Post-hoc Part-prototype Networks
Andong Tan, Fengtao Zhou, Hao Chen
TL;DR
This work addresses the need for global interpretability in deep vision models by proposing a post-hoc part-prototype network that decomposes a trained classification head into $k$ interpretable prototypes, satisfying $\mathbf{v} = \sum_{i=1}^k \tilde{\mathbf{p}}_i$ and producing heatmaps $\mathbf{x} \tilde{\mathbf{p}}_i^T$. Prototypes are discovered via unsupervised NMF and refined through a residual-distribution process to exactly reconstruct the head while maintaining interpretability, with optimization steps including $\min_{\mathbf{E},\mathbf{P}} \|\mathbf{F} - \mathbf{E P}\|_2^2$ and $\min_{\alpha_i} \|\mathbf{v} - \sum_{i=1}^k \alpha_i \mathbf{p}_i\|_2^2$, followed by Nelder–Mead refinement. The approach guarantees performance and yields more faithful explanations than prior methods, demonstrated by explainability axioms and quantitative metrics across multiple backbones and large-scale datasets like ImageNet.
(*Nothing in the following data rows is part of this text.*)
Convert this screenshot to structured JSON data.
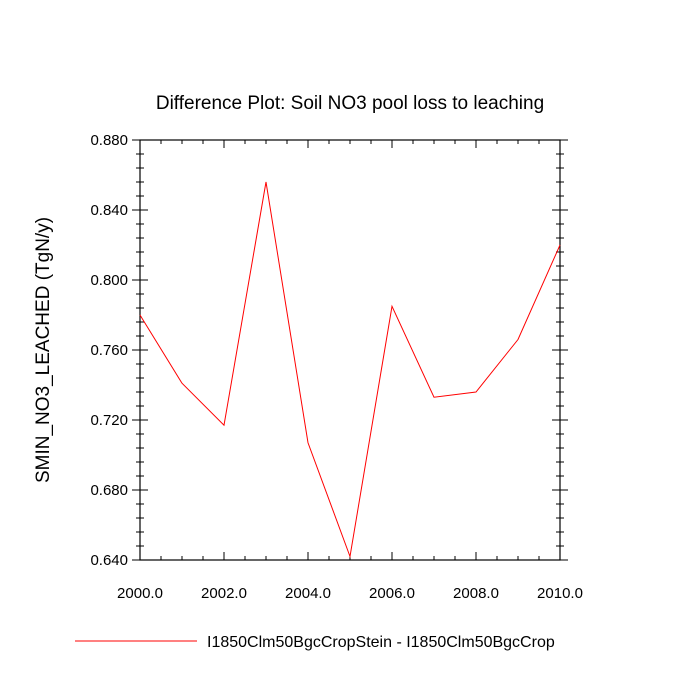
{
  "chart_data": {
    "type": "line",
    "title": "Difference Plot: Soil NO3 pool loss to leaching",
    "xlabel": "",
    "ylabel": "SMIN_NO3_LEACHED  (TgN/y)",
    "xlim": [
      2000,
      2010
    ],
    "ylim": [
      0.64,
      0.88
    ],
    "x_ticks": [
      2000,
      2002,
      2004,
      2006,
      2008,
      2010
    ],
    "x_tick_labels": [
      "2000.0",
      "2002.0",
      "2004.0",
      "2006.0",
      "2008.0",
      "2010.0"
    ],
    "y_ticks": [
      0.64,
      0.68,
      0.72,
      0.76,
      0.8,
      0.84,
      0.88
    ],
    "y_tick_labels": [
      "0.640",
      "0.680",
      "0.720",
      "0.760",
      "0.800",
      "0.840",
      "0.880"
    ],
    "grid": false,
    "legend_position": "bottom",
    "series": [
      {
        "name": "I1850Clm50BgcCropStein - I1850Clm50BgcCrop",
        "color": "#ff0000",
        "x": [
          2000,
          2001,
          2002,
          2003,
          2004,
          2005,
          2006,
          2007,
          2008,
          2009,
          2010
        ],
        "y": [
          0.78,
          0.741,
          0.717,
          0.856,
          0.707,
          0.642,
          0.785,
          0.733,
          0.736,
          0.766,
          0.82
        ]
      }
    ]
  }
}
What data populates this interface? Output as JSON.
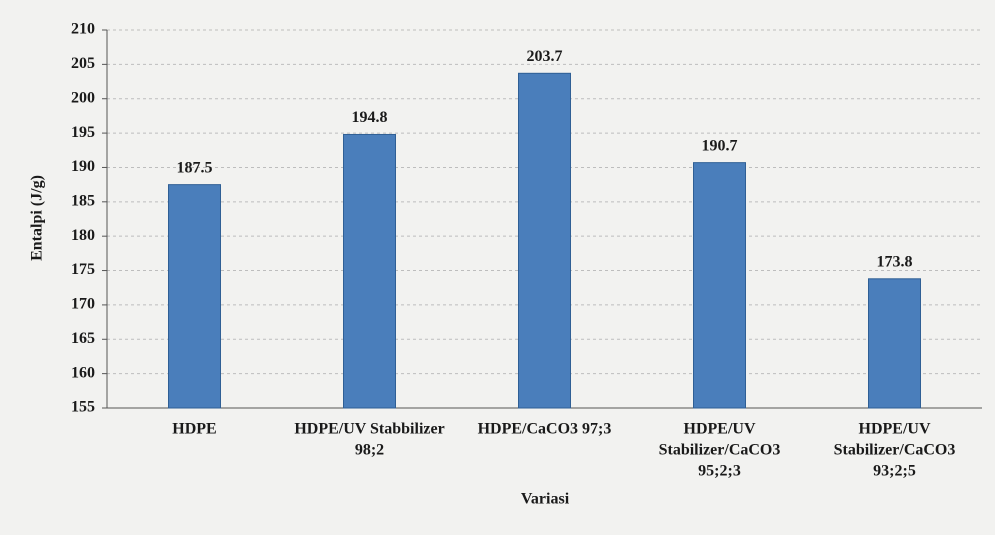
{
  "chart_data": {
    "type": "bar",
    "y_label": "Entalpi (J/g)",
    "x_label": "Variasi",
    "categories": [
      [
        "HDPE"
      ],
      [
        "HDPE/UV Stabbilizer",
        "98;2"
      ],
      [
        "HDPE/CaCO3 97;3"
      ],
      [
        "HDPE/UV",
        "Stabilizer/CaCO3",
        "95;2;3"
      ],
      [
        "HDPE/UV",
        "Stabilizer/CaCO3",
        "93;2;5"
      ]
    ],
    "values": [
      187.5,
      194.8,
      203.7,
      190.7,
      173.8
    ],
    "color": "#4a7ebb",
    "ylim": [
      155,
      210
    ],
    "yticks": [
      155,
      160,
      165,
      170,
      175,
      180,
      185,
      190,
      195,
      200,
      205,
      210
    ],
    "grid": true
  }
}
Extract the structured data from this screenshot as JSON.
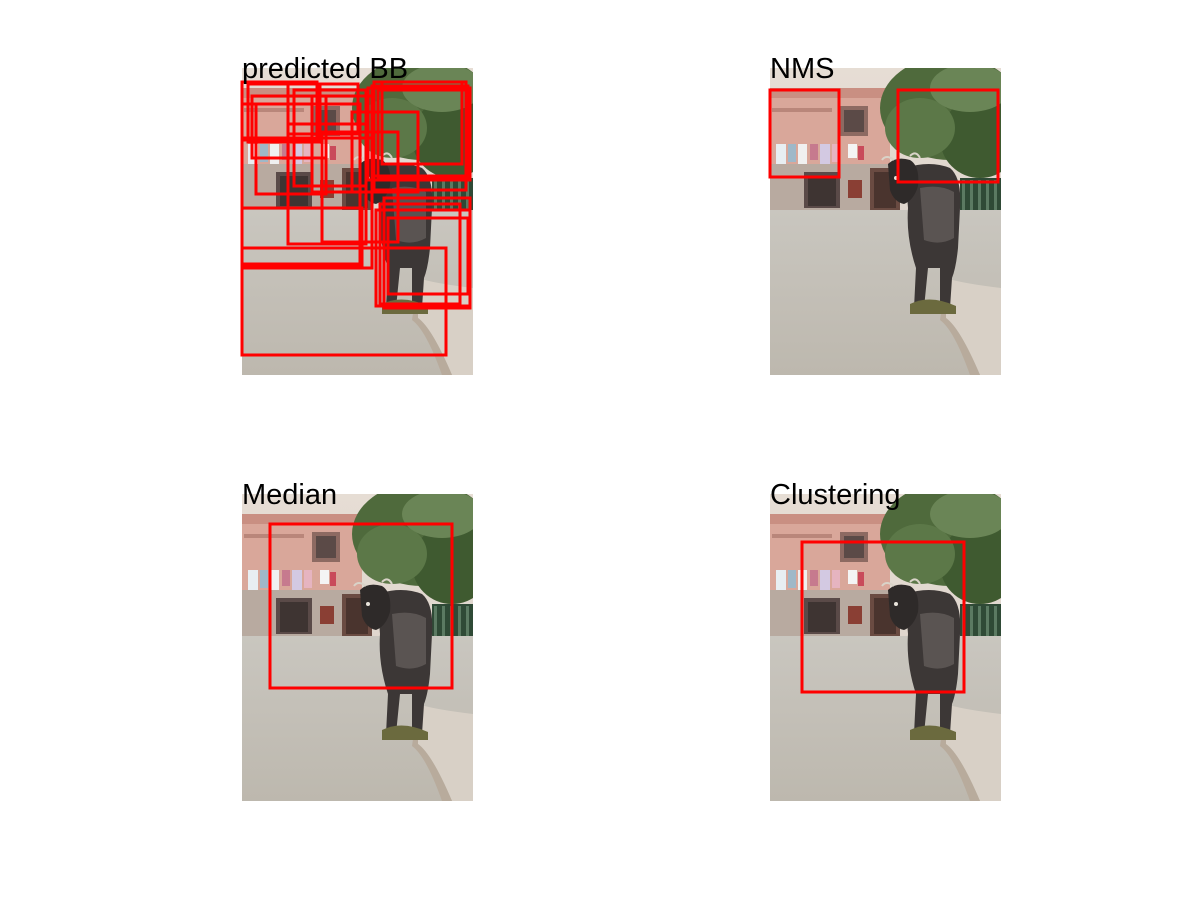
{
  "colors": {
    "background": "#ffffff",
    "box_stroke": "#ff0000",
    "title_text": "#000000"
  },
  "panels": [
    {
      "title": "predicted BB",
      "box_count": 23
    },
    {
      "title": "NMS",
      "box_count": 2
    },
    {
      "title": "Median",
      "box_count": 1
    },
    {
      "title": "Clustering",
      "box_count": 1
    }
  ]
}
It enables scalable, post-hoc, global interpretability for complex models by linking specific prototypes to semantically meaningful object parts. The work highlights a practical path toward transparent AI systems without retraining, while acknowledging limitations tied to the pretrained head’s feature space.
Abstract
Post-hoc explainability methods such as Grad-CAM are popular because they do not influence the performance of a trained model. However, they mainly reveal "where" a model looks at for a given input, fail to explain "what" the model looks for (e.g., what is important to classify a bird image to a Scott Oriole?). Existing part-prototype networks leverage part-prototypes (e.g., characteristic Scott Oriole's wing and head) to answer both "where" and "what", but often under-perform their black box counterparts in the accuracy. Therefore, a natural question is: can one construct a network that answers both "where" and "what" in a post-hoc manner to guarantee the model's performance? To this end, we propose the first post-hoc part-prototype network via decomposing the classification head of a trained model into a set of interpretable part-prototypes. Concretely, we propose an unsupervised prototype discovery and refining strategy to obtain prototypes that can precisely reconstruct the classification head, yet being interpretable. Besides guaranteeing the performance, we show that our network offers more faithful explanations qualitatively and yields even better part-prototypes quantitatively than prior part-prototype networks.